When using the regular SPI API, the SPI controller driver should not try to
recover that protocol split. It should even not be aware that the SPI
device is indeed a SPI flash.
Also there is no mean to recover the protocol split out without duplicating
many parts of the spi-nor framework:
- 3-byte or 4-byte address ?
- how many dummy cycle bytes ? => this number depends on both the
instruction op code and the memory manufacturer.

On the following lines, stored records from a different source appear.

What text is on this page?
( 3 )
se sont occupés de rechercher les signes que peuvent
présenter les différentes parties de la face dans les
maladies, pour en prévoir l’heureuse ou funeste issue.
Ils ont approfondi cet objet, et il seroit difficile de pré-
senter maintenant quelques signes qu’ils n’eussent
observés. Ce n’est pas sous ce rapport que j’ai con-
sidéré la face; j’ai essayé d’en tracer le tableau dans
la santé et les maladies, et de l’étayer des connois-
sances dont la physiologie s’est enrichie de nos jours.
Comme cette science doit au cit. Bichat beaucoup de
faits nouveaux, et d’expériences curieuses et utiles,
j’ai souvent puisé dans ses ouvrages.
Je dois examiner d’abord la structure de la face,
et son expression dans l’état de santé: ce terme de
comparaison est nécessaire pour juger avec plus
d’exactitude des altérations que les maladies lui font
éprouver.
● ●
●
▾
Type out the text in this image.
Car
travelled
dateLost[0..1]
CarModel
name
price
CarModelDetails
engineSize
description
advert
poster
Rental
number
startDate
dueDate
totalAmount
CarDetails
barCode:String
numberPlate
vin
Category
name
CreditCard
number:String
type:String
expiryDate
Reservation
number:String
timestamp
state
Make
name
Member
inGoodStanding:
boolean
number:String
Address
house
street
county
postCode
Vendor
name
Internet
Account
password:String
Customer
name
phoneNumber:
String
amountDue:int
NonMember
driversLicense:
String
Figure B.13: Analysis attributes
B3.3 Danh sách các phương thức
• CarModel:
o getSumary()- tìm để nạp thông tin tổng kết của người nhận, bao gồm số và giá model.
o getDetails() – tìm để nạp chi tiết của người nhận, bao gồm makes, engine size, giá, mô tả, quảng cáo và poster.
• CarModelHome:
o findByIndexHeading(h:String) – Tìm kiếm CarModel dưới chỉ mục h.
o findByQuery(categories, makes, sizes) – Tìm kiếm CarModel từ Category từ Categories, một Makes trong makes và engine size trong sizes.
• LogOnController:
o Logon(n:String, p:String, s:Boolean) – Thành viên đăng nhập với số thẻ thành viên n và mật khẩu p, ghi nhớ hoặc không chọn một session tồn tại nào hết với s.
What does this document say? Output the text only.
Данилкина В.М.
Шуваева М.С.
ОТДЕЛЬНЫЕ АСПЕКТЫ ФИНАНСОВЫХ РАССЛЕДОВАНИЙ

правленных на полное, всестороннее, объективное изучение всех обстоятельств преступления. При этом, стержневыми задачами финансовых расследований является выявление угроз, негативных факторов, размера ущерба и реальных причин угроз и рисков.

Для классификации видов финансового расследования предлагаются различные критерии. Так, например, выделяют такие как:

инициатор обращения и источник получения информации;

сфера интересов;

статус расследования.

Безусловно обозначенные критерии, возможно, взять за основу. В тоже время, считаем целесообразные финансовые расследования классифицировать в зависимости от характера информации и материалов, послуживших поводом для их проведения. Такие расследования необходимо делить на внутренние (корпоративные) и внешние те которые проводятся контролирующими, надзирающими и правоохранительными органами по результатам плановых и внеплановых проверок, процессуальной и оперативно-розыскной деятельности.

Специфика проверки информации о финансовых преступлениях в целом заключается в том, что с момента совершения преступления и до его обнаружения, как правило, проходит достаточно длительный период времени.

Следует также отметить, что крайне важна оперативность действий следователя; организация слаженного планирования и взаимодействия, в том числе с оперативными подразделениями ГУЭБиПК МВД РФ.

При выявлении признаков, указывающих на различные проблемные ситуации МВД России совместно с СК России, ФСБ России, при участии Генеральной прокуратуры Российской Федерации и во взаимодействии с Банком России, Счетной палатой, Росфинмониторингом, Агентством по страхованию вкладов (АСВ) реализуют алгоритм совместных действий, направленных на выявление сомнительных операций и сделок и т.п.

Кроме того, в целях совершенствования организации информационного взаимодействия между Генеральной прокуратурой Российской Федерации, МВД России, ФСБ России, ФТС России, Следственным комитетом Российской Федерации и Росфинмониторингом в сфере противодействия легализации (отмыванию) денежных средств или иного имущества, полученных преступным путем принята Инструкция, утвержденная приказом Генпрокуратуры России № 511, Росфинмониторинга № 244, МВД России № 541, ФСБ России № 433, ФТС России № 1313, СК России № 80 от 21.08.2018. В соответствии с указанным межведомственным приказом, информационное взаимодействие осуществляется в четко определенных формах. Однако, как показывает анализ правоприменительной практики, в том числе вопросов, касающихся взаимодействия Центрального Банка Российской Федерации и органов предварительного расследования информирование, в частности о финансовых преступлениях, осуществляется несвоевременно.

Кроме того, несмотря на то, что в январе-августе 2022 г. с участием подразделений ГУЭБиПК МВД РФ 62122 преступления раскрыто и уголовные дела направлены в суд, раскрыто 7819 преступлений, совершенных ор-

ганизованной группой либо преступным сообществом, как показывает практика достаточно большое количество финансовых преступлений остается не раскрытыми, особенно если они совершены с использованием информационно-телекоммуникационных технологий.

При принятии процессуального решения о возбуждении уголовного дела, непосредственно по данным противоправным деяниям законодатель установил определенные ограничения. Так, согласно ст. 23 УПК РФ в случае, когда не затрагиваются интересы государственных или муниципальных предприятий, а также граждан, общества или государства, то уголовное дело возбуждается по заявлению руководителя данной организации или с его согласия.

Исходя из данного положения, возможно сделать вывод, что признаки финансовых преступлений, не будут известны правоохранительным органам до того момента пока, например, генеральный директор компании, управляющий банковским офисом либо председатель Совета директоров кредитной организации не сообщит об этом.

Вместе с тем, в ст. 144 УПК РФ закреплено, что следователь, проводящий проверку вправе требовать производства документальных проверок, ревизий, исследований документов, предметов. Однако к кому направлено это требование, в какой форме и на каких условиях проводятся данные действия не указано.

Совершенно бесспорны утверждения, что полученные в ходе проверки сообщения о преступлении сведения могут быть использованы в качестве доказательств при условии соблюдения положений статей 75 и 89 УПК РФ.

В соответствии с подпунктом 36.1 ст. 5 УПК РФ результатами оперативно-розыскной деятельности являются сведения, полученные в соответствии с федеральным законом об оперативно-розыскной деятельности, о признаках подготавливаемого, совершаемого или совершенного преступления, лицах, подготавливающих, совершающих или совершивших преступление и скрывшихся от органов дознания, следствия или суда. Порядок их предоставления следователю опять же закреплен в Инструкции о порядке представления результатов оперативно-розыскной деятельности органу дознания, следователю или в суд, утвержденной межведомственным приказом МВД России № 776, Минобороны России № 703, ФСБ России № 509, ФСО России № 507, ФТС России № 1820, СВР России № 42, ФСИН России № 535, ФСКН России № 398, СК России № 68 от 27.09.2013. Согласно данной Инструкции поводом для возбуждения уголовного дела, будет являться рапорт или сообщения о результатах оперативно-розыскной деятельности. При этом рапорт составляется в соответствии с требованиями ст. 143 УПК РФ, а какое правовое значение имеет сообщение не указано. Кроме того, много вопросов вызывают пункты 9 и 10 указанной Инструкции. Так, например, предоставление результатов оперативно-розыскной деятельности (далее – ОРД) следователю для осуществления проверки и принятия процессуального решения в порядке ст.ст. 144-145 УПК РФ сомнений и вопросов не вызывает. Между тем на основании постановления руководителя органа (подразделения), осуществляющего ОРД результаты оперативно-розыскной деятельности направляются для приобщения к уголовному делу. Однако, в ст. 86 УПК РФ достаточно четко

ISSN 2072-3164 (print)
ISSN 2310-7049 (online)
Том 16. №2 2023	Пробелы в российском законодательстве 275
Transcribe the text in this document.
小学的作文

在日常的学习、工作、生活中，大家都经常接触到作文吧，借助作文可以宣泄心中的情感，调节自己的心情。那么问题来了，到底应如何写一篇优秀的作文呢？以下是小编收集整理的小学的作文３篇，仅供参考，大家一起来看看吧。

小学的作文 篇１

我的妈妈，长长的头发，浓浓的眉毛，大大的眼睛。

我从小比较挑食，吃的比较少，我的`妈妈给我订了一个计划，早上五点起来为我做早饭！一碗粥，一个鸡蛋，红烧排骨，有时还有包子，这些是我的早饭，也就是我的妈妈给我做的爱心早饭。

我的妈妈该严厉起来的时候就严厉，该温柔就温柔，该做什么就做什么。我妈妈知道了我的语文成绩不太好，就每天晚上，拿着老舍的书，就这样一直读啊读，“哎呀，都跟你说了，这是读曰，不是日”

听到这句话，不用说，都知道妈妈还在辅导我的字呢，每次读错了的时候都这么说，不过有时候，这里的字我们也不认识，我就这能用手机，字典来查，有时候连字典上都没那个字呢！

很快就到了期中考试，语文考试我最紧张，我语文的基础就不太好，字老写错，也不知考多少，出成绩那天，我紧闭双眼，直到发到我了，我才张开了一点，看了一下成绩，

Also I don't think it's a good think when SPI controller drivers by-pass
or duplicate the selection of the right flash parameters, op codes and so
on. When they do so, they do it so it works with very specific memory parts
and they just don't care about some other memory parts that work slightly
differently. Then it becomes a mess to maintain such drivers.


With Heiner's patch, the issue is fixed by changing only one line and the
bandwidth performance of read operations should not be impacted.

I don't think his solution is that dirty as compared to the only other
proposed solution: fix it in the SPI controller driver.

The SPI controller driver could also implement its own version of
spi_flash_read() mainly duplicating the code of m25p80_read() but it
doesn't sound like a cleaner fix, IMHO.